Let me know in the comments below what you think and I’d love to hear what else you’ve used squash for.

Winter nourishing Squash Soup

Prep Time 10 mins
Cook Time 30 mins
Total Time 40 mins
Course Soup
Servings 4 people

Ingredients
  

  • 1 tbsp olive oil
  • 25 grams butter
  • 1 Leek, chopped
  • 1 red onion, diced
  • 2 garlic cloves, chopped
  • 1 kg squash, diced with skin on
  • 2 tsp ground cumin
  • 750 ml vegetable stock
  • 100 grams buckwheat grouts
  • 1 tin cannellini beans, drained

Instructions
 

  • Wash the squash. Chop into cubes with a sharp knife.
  • Chop the leek, dice the onion and grate / chop the garlic cloves.
  • Heat the olive oil and butter in a large pan.

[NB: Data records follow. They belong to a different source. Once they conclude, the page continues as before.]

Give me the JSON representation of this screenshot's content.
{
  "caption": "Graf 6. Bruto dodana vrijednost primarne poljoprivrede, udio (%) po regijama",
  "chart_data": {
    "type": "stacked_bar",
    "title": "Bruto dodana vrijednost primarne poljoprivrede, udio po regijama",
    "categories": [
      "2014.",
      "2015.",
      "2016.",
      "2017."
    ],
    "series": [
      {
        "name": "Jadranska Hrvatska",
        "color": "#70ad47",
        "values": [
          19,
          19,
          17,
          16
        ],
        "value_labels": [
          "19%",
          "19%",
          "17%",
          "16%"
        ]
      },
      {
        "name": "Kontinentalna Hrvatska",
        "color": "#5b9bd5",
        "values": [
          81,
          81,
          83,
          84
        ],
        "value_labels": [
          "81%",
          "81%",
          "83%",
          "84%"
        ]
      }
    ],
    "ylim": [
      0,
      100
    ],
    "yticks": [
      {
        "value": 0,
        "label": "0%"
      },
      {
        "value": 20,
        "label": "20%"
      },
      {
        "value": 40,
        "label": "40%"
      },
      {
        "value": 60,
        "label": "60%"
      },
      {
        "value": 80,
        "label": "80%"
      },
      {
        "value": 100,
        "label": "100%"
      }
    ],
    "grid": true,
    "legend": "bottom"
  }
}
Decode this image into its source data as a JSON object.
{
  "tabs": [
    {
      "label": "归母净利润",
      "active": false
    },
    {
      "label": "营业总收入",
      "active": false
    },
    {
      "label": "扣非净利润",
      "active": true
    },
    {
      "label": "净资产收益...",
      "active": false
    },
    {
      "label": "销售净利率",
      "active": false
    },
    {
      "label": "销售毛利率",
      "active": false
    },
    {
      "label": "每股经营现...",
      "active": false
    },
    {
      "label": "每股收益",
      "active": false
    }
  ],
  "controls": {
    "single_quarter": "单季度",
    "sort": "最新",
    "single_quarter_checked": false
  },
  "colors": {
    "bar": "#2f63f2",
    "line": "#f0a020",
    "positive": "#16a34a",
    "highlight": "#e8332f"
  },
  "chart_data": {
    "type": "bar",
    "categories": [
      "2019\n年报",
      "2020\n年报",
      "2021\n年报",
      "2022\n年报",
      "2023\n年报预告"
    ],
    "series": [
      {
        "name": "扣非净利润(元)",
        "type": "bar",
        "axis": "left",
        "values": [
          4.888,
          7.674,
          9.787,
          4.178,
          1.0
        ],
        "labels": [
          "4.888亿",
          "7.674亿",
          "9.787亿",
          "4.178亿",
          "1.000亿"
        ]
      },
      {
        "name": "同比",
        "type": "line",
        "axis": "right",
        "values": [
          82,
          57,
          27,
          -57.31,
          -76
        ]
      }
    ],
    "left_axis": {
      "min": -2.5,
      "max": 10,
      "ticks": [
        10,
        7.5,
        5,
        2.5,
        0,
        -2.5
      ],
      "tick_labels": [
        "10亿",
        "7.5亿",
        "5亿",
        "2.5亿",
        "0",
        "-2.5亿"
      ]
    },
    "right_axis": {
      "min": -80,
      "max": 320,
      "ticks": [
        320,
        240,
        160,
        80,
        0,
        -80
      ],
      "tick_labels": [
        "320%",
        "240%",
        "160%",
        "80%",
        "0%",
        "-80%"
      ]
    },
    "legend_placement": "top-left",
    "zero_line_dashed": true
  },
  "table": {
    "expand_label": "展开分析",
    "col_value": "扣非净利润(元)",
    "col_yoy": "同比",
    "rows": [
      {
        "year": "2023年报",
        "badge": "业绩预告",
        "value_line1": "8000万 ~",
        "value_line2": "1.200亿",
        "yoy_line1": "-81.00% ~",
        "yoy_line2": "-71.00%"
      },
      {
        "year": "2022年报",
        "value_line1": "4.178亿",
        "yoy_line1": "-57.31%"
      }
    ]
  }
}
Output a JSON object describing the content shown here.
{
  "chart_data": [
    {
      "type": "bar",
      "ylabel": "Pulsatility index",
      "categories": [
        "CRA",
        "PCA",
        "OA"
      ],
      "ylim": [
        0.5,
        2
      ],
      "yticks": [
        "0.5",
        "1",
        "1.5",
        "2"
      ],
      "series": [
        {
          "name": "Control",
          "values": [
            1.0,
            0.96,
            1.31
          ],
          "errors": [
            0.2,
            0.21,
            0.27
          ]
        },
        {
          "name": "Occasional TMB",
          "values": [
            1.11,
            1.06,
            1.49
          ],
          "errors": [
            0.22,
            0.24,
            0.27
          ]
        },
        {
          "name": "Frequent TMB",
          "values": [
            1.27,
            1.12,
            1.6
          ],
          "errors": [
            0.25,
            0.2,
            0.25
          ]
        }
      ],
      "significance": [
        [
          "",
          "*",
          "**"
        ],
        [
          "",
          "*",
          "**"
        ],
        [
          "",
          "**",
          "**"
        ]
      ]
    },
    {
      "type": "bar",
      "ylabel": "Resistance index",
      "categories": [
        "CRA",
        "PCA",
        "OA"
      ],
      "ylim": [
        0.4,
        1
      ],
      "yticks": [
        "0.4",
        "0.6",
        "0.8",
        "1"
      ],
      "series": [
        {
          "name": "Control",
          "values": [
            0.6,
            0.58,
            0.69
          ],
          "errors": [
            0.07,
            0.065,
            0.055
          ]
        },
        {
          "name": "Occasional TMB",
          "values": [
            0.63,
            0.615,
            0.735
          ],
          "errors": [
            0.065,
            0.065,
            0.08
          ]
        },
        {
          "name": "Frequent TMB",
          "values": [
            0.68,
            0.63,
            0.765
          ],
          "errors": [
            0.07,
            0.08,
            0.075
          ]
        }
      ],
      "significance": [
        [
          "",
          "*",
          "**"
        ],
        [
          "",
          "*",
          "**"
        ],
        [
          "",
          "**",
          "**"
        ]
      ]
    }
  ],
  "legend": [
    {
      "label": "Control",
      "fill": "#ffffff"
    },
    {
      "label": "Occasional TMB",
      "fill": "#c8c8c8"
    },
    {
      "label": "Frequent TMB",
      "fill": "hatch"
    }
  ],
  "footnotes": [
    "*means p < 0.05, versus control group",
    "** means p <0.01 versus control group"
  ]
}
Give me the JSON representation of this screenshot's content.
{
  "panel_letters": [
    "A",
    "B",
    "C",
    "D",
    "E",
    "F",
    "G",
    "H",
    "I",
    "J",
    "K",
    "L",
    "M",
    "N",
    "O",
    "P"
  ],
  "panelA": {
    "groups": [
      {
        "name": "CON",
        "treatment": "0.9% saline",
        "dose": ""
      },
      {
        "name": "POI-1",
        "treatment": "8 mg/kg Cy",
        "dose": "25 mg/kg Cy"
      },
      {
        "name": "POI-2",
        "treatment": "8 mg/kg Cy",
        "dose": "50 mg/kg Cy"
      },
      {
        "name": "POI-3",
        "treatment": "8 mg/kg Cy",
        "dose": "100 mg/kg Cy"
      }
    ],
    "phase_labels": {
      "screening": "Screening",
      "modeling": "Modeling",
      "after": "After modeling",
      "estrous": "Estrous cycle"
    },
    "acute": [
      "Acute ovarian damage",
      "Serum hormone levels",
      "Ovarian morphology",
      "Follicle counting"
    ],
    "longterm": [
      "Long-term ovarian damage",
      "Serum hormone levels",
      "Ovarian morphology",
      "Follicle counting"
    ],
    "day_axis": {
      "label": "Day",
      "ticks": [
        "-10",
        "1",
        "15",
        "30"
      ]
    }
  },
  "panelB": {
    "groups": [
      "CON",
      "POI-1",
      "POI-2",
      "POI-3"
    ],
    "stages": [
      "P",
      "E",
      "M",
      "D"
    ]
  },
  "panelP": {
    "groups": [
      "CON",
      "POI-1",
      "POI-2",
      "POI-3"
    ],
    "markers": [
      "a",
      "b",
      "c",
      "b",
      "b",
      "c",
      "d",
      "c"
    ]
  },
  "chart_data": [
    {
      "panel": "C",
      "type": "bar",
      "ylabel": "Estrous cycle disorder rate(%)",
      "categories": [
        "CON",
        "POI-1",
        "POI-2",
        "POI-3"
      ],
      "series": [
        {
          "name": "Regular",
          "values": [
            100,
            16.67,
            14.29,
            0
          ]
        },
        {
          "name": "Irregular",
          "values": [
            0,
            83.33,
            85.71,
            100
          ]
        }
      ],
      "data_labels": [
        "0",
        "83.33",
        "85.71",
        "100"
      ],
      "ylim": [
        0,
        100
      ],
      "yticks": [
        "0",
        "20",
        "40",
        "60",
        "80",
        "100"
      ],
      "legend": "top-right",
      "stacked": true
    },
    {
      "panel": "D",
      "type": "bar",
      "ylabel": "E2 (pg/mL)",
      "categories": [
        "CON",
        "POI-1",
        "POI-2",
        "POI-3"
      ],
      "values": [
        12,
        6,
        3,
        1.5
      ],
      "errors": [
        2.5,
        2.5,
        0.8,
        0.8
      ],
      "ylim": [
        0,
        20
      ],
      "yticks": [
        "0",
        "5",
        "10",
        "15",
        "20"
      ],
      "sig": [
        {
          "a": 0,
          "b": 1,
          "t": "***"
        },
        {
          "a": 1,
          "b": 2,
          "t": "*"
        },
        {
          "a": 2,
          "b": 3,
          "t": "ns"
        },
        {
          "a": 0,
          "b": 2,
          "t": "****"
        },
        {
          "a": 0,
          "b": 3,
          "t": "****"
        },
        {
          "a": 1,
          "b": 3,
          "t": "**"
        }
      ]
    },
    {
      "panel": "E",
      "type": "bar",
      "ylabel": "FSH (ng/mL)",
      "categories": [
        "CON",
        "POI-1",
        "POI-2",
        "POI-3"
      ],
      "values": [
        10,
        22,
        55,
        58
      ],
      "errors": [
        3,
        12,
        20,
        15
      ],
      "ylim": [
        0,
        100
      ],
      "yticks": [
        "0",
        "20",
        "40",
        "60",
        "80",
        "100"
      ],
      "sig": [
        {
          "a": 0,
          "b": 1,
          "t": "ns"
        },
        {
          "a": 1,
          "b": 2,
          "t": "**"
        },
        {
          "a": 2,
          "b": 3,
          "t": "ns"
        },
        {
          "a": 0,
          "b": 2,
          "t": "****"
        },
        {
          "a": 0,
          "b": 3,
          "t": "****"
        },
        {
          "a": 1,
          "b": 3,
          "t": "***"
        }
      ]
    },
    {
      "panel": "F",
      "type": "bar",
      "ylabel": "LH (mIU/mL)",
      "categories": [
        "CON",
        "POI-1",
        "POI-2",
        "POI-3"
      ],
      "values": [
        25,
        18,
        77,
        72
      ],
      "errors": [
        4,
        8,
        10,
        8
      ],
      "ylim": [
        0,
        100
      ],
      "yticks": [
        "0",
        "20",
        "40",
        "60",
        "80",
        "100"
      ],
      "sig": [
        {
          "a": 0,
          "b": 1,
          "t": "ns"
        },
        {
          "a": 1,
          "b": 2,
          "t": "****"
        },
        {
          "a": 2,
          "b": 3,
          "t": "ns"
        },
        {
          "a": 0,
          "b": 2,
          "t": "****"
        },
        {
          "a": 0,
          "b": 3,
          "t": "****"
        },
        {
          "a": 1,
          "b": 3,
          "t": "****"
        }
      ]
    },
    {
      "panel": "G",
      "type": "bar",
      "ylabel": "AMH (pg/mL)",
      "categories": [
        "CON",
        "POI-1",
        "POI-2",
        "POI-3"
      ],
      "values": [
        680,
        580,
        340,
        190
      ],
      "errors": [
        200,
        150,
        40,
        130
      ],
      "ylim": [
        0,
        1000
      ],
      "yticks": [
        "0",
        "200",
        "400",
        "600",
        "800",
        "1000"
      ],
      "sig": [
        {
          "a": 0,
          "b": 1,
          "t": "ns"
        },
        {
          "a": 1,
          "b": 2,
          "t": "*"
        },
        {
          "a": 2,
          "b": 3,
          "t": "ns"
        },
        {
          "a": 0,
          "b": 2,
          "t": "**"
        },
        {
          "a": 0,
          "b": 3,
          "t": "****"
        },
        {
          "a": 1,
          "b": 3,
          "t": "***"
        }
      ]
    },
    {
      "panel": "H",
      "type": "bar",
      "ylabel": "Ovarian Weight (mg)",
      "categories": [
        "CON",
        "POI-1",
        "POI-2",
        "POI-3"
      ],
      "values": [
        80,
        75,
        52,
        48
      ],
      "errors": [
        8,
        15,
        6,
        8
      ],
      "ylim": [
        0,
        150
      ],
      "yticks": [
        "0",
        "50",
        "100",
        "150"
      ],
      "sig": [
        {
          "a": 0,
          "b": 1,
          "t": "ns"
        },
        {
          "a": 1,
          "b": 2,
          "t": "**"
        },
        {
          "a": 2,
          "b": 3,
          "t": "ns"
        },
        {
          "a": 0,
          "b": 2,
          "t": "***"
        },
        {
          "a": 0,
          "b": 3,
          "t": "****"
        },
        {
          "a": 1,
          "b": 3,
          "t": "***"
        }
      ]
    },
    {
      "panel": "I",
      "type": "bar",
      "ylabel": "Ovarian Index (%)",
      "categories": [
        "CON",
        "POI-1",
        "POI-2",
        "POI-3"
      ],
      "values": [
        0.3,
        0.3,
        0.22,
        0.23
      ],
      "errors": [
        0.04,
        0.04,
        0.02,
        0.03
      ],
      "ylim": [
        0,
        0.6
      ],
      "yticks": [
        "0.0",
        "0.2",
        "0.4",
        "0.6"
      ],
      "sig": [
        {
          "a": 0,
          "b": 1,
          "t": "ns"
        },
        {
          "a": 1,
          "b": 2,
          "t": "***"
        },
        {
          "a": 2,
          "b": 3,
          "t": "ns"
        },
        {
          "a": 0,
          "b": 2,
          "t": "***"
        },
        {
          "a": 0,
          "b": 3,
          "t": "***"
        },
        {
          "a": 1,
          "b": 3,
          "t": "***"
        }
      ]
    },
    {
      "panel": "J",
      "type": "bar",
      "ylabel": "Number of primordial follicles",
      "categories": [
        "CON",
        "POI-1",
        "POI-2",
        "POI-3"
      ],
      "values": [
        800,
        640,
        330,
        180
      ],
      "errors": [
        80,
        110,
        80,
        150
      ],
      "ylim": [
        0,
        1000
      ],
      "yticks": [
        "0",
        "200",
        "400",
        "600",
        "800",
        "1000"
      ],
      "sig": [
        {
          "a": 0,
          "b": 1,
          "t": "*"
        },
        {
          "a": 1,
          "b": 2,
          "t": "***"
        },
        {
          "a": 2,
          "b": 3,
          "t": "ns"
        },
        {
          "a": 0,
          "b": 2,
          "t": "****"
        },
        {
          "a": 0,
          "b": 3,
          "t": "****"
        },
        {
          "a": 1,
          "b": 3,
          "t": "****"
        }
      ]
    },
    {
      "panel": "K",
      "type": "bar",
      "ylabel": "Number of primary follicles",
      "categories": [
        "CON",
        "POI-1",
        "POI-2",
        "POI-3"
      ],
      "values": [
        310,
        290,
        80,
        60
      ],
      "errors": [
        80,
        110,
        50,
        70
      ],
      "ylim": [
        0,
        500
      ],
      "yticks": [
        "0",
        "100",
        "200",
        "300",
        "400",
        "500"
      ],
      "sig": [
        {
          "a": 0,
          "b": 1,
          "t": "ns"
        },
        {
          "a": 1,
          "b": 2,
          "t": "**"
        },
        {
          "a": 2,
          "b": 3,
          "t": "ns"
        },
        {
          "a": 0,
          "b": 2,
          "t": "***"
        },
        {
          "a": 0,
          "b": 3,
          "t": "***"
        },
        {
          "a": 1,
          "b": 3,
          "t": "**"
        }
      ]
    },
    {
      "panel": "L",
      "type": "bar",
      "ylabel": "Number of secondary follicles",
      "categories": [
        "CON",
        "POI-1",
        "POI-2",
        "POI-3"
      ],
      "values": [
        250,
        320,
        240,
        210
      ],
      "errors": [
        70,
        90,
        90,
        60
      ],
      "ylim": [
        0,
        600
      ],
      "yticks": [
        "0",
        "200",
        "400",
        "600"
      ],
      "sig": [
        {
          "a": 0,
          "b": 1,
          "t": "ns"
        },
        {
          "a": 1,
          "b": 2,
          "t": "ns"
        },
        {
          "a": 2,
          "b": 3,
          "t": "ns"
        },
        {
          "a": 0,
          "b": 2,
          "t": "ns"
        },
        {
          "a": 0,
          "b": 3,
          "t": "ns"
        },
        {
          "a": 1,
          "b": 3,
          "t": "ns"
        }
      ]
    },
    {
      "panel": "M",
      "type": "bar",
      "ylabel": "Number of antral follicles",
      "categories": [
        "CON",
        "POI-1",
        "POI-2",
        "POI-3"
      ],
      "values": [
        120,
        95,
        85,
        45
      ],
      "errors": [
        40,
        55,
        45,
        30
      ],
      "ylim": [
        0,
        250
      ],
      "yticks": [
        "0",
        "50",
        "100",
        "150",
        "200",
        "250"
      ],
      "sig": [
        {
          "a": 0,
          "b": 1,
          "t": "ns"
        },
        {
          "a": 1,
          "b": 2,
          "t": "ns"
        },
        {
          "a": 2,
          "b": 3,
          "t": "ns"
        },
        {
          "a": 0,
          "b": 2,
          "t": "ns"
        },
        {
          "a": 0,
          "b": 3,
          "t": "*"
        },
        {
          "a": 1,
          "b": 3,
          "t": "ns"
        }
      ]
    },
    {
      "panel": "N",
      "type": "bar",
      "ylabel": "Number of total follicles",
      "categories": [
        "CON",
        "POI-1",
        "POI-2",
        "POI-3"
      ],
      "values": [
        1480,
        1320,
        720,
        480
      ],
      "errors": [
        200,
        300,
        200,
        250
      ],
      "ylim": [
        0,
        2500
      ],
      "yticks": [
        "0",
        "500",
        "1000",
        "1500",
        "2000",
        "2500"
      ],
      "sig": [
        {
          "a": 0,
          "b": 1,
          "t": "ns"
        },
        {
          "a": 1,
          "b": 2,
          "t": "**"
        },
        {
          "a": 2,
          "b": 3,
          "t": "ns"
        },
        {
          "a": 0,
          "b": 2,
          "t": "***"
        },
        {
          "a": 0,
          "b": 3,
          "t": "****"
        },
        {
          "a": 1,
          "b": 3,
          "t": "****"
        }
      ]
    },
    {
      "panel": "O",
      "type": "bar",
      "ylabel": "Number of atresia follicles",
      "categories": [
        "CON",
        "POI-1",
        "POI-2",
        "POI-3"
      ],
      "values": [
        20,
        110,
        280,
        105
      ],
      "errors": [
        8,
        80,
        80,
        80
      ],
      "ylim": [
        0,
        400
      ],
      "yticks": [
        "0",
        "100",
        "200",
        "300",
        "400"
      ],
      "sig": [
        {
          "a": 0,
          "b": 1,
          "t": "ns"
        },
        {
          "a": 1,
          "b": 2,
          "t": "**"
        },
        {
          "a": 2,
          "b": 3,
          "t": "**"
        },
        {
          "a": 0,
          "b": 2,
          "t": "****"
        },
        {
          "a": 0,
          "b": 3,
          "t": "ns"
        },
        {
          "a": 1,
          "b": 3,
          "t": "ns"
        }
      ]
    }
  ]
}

Add the diced squash and cover with the lid to allow to sweat for 5 mins.
  • Add the leeks, onion and garlic. Stir, cover and allow to sweat for 5 mins until the leeks and onion are soft.
  • Add the ground cumin, stock and buckwheat grouts and allow to simmer for 20 minutes until the vegetables are soft and the buckwheat has fluffed up.
  • Add the tin of cannellini beans and heat through for a further 5 minutes.
  • Serve with some Gut nourishing bread for a deliciously filling lunch. Enjoy!